# Looking for lathe (in all the wrong places)



## ZenArtist (Jun 26, 2021)

I am new to wood turning and there is probably already a faq for it but I don't know where it is. I am mostly curious about finding a good lathe for Under $500. Any suggestions?


----------



## Mike1950 (Jun 26, 2021)

Craigslist

Reactions: Like 1


----------



## ZenArtist (Jun 26, 2021)

Mike1950 said:


> Craigslist


Thank you, but I guess I should have posted my question better.. What is a good brand name for under $500


----------



## ripjack13 (Jun 26, 2021)

Under 500$...look at rikon if you're going for new. They have a great 5 year warranty and great cs. 
I have the 70-100, but wish i went with variable speed instead of manual belt changes.

Reactions: Thank You! 1 | Agree 1 | Useful 1


----------



## woodtickgreg (Jun 27, 2021)

Yup, I agree with what Marc said. Spend a little more and get the variable speed rikon. If your buying new it's the best bang for the buck. Look at the 70-220.

Reactions: Like 1 | Thank You! 1 | Agree 1 | Useful 1


----------



## Tony (Jun 27, 2021)

James, I have a Nova Comet II that I have been meaning to list. If you want to come look and try it out you're welcome to. It's a good lathe, I just upgraded.

Reactions: Like 1 | Thank You! 1 | Way Cool 1 | +Karma 1


----------



## Lou Currier (Jun 27, 2021)

The question is also lacking what size of lathe you want. If it is a Midi then I would go with the Rikon suggestion but if you are looking for a larger lathe then the choices are far fewer. The Nova 14" DR is a good versatile lathe that falls in the Midi category but has variable digital speed readout and allows for bigger turnings due to it's larger swing radius but is around $600 - $650.

Reactions: Like 2


----------



## ZenArtist (Jun 27, 2021)

Tony said:


> James, I have a Nova Comet II that I have been meaning to list. If you want to come look and try it out you're welcome to. It's a good lathe, I just upgraded.
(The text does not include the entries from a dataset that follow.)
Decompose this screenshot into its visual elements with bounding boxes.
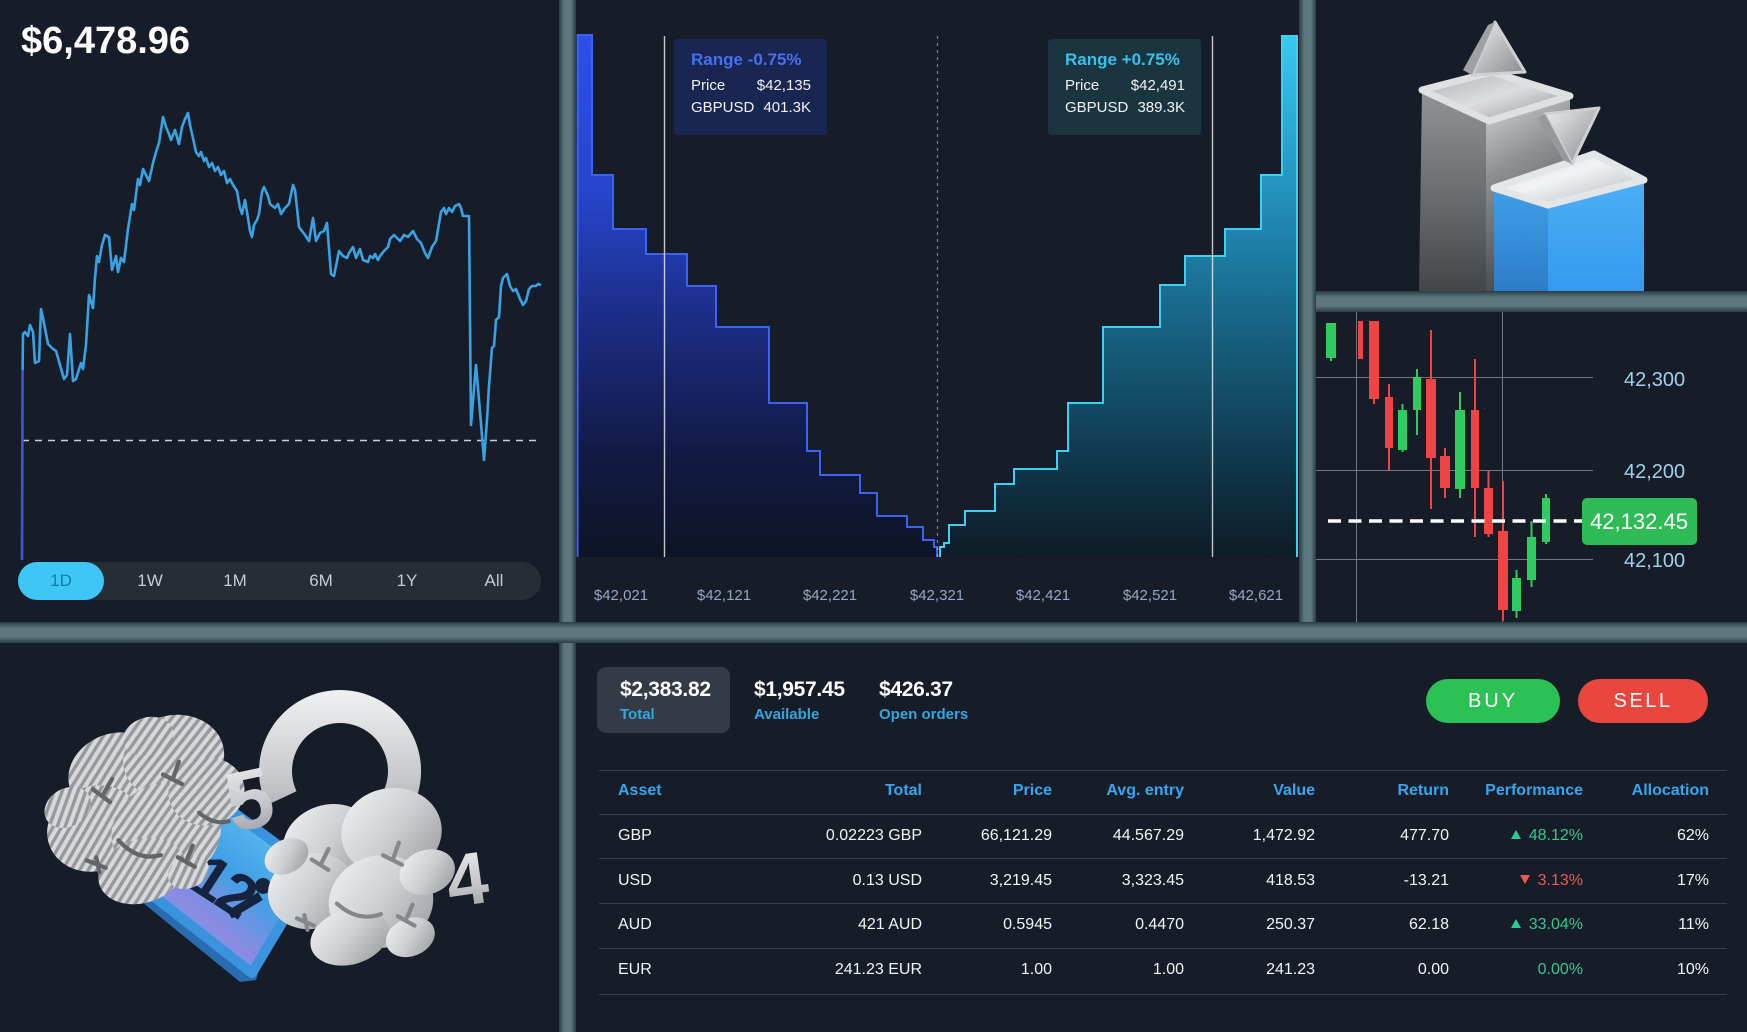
svg-text:42,100: 42,100 xyxy=(1624,550,1685,572)
svg-text:42,132.45: 42,132.45 xyxy=(1590,509,1688,534)
svg-text:4: 4 xyxy=(441,835,493,923)
svg-text:42,200: 42,200 xyxy=(1624,461,1685,483)
svg-text:42,300: 42,300 xyxy=(1624,369,1685,391)
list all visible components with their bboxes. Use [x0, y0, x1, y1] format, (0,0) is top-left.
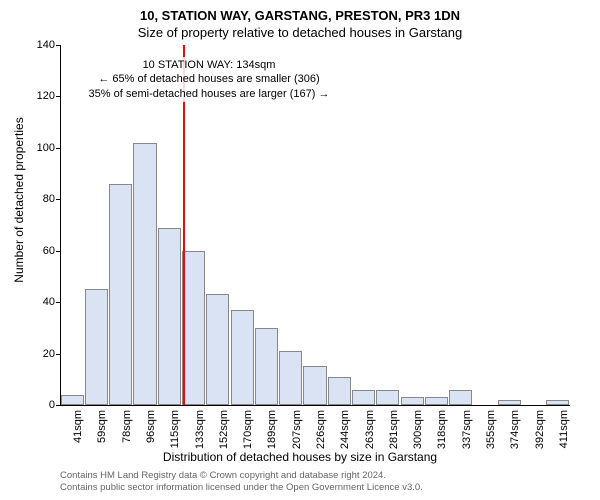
- x-tick-label: 41sqm: [72, 410, 84, 450]
- histogram-bar: [352, 390, 375, 405]
- histogram-bar: [279, 351, 302, 405]
- x-tick-label: 152sqm: [218, 410, 230, 450]
- y-tick-label: 0: [49, 399, 55, 411]
- histogram-bar: [133, 143, 156, 405]
- y-axis-label: Number of detached properties: [12, 117, 26, 282]
- x-tick-label: 374sqm: [509, 410, 521, 450]
- x-tick-label: 226sqm: [315, 410, 327, 450]
- x-tick-label: 78sqm: [121, 410, 133, 450]
- x-tick-label: 59sqm: [96, 410, 108, 450]
- x-tick-label: 318sqm: [436, 410, 448, 450]
- x-tick-label: 207sqm: [291, 410, 303, 450]
- x-tick-label: 189sqm: [266, 410, 278, 450]
- histogram-bar: [376, 390, 399, 405]
- histogram-bar: [498, 400, 521, 405]
- annotation-line3: 35% of semi-detached houses are larger (…: [79, 87, 339, 101]
- histogram-bar: [182, 251, 205, 405]
- x-tick-label: 392sqm: [534, 410, 546, 450]
- x-tick-label: 300sqm: [412, 410, 424, 450]
- y-tick-mark: [56, 199, 60, 200]
- x-tick-label: 411sqm: [558, 410, 570, 450]
- histogram-bar: [328, 377, 351, 405]
- y-tick-mark: [56, 96, 60, 97]
- histogram-bar: [85, 289, 108, 405]
- histogram-bar: [61, 395, 84, 405]
- y-tick-label: 60: [43, 245, 55, 257]
- annotation-line2: ← 65% of detached houses are smaller (30…: [79, 72, 339, 86]
- x-axis-label: Distribution of detached houses by size …: [0, 450, 600, 464]
- histogram-bar: [546, 400, 569, 405]
- histogram-bar: [206, 294, 229, 405]
- footer-attribution: Contains HM Land Registry data © Crown c…: [60, 470, 423, 494]
- histogram-bar: [109, 184, 132, 405]
- footer-line1: Contains HM Land Registry data © Crown c…: [60, 470, 423, 482]
- annotation-line1: 10 STATION WAY: 134sqm: [79, 58, 339, 72]
- histogram-bar: [401, 397, 424, 405]
- histogram-bar: [158, 228, 181, 405]
- y-tick-label: 100: [37, 142, 55, 154]
- x-tick-label: 263sqm: [364, 410, 376, 450]
- y-tick-mark: [56, 405, 60, 406]
- histogram-bar: [449, 390, 472, 405]
- chart-container: 10, STATION WAY, GARSTANG, PRESTON, PR3 …: [0, 0, 600, 500]
- x-axis-line: [60, 405, 570, 406]
- chart-title-desc: Size of property relative to detached ho…: [0, 23, 600, 40]
- histogram-bar: [425, 397, 448, 405]
- y-tick-label: 40: [43, 296, 55, 308]
- x-tick-label: 96sqm: [145, 410, 157, 450]
- y-tick-mark: [56, 148, 60, 149]
- x-tick-label: 355sqm: [485, 410, 497, 450]
- x-tick-label: 170sqm: [242, 410, 254, 450]
- y-tick-label: 140: [37, 39, 55, 51]
- plot-area: 10 STATION WAY: 134sqm ← 65% of detached…: [60, 45, 570, 405]
- x-tick-label: 115sqm: [169, 410, 181, 450]
- footer-line2: Contains public sector information licen…: [60, 482, 423, 494]
- y-tick-mark: [56, 354, 60, 355]
- y-tick-mark: [56, 45, 60, 46]
- histogram-bar: [303, 366, 326, 405]
- chart-title-address: 10, STATION WAY, GARSTANG, PRESTON, PR3 …: [0, 0, 600, 23]
- x-tick-label: 337sqm: [461, 410, 473, 450]
- x-tick-label: 281sqm: [388, 410, 400, 450]
- annotation-box: 10 STATION WAY: 134sqm ← 65% of detached…: [78, 57, 340, 102]
- x-tick-label: 133sqm: [194, 410, 206, 450]
- histogram-bar: [255, 328, 278, 405]
- y-tick-label: 20: [43, 348, 55, 360]
- x-tick-label: 244sqm: [339, 410, 351, 450]
- y-tick-label: 120: [37, 90, 55, 102]
- histogram-bar: [231, 310, 254, 405]
- y-tick-mark: [56, 251, 60, 252]
- y-tick-mark: [56, 302, 60, 303]
- y-tick-label: 80: [43, 193, 55, 205]
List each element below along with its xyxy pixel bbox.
Yes I would be interested! =)


----------



## ZenArtist (Jun 27, 2021)

Lou Currier said:


> The question is also lacking what size of lathe you want. If it is a Midi then I would go with the Rikon suggestion but if you are looking for a larger lathe then the choices are far fewer. The Nova 14" DR is a good versatile lathe that falls in the Midi category but has variable digital speed readout and allows for bigger turnings due to it's larger swing radius but is around $600 - $650.



I'm looking for something small, I am guessing. I am going to make table-top lamps with resin and wood and they will be cylindrical.

Reactions: Like 1


----------



## trc65 (Jun 27, 2021)

If you can meet up with Tony, sounds like his might be just the ticket for you. He can also provide a lot of advise on what other tools you may need to accomplish your goals.

Q: what lengths will you be turning? Some of the smaller lathes have bed lengths that might be limiting depending on your needs. Of course, most have bed extensions that you can purchase.

Reactions: Like 1 | Agree 2


----------



## ZenArtist (Jun 27, 2021)

trc65 said:


> If you can meet up with Tony, sounds like his might be just the ticket for you. He can also provide a lot of advise on what other tools you may need to accomplish your goals.
> 
> Q: what lengths will you be turning? Some of the smaller lathes have bed lengths that might be limiting depending on your needs. Of course, most have bed extensions that you can purchase.


The lengths will probably be no longer than 8 to 10 inches. The diameter not much more than 6 or 7 inches.


----------



## trc65 (Jun 27, 2021)

8-10" would be no problem on any midi lathe.

Reactions: Thank You! 1 | Informative 1


----------



## Lou Currier (Jun 28, 2021)

ZenArtist said:


> The lengths will probably be no longer than 8 to 10 inches. The diameter not much more than 6 or 7 inches.


Keep in mind that although Midi lathes may say 10" or 12" you are going to loose bed length with any attachments like a chuck, faceplate, live center, etc... Therefore, what Tim said about bed extensions would be an option to look for when buying a Midi. That's one feature I like about the NOVA DR, it has the 14" bed length.

Reactions: Like 1


----------



## 2feathers Creative Making (Jun 28, 2021)

ZenArtist said:


> I'm looking for something small, I am guessing. I am going to make table-top lamps with resin and wood and they will be cylindrical.


I think you will want the largest you can afford in a brand like nova. You can chuck small things in a big lathe but.... 
And those table lamps are pretty chunky for a small (pen lathe) size. I forsee buyers remorse if you buy a mini for this project, but I have been wrong before.

Reactions: Like 1


----------



## ZenArtist (Jun 28, 2021)

2feathers Creative Making said:


> I think you will want the largest you can afford in a brand like nova. You can chuck small things in a big lathe but....
> And those table lamps are pretty chunky for a small (pen lathe) size. I forsee buyers remorse if you buy a mini for this project, but I have been wrong before.


 OK thank you, I will keep that in mind.


----------



## ripjack13 (Jul 17, 2021)

ZenArtist said:


> OK thank you, I will keep that in mind.


Have you decided on one yet?


----------



## ZenArtist (Jul 17, 2021)

Not yet. My mother fell and fractured her hip and is now in a nursing home and my father was admitted to the emergency room just a few days ago. When I get a few more days I will try to get with Tony in San Antonio.

Reactions: Great Post 1 | Sincere 5


----------



## ZenArtist (Jul 24, 2021)

ripjack13 said:


> Have you decided on one yet?


I have found one through Tony. Thanks.

Reactions: Like 2


----------



## Tony (Jul 24, 2021)

It was good to meet you in person James!


----------



## ZenArtist (Jul 24, 2021)

Tony said:


> It was good to meet you in person James!


Same!

Reactions: Like 1


----------



## ripjack13 (Jul 25, 2021)

ZenArtist said:


> I have found one through Tony. Thanks.


Ah, very cool...





Tony said:


> It was good to meet you in person James!





ZenArtist said:


> Same!


Pix or it didn't happen!!!!


----------



## Eric Rorabaugh (Jul 25, 2021)

ripjack13 said:


> Pix or it didn't happen!!!


Tony probably took pics but could only see from the kneecap down in them!

Reactions: Funny 3


----------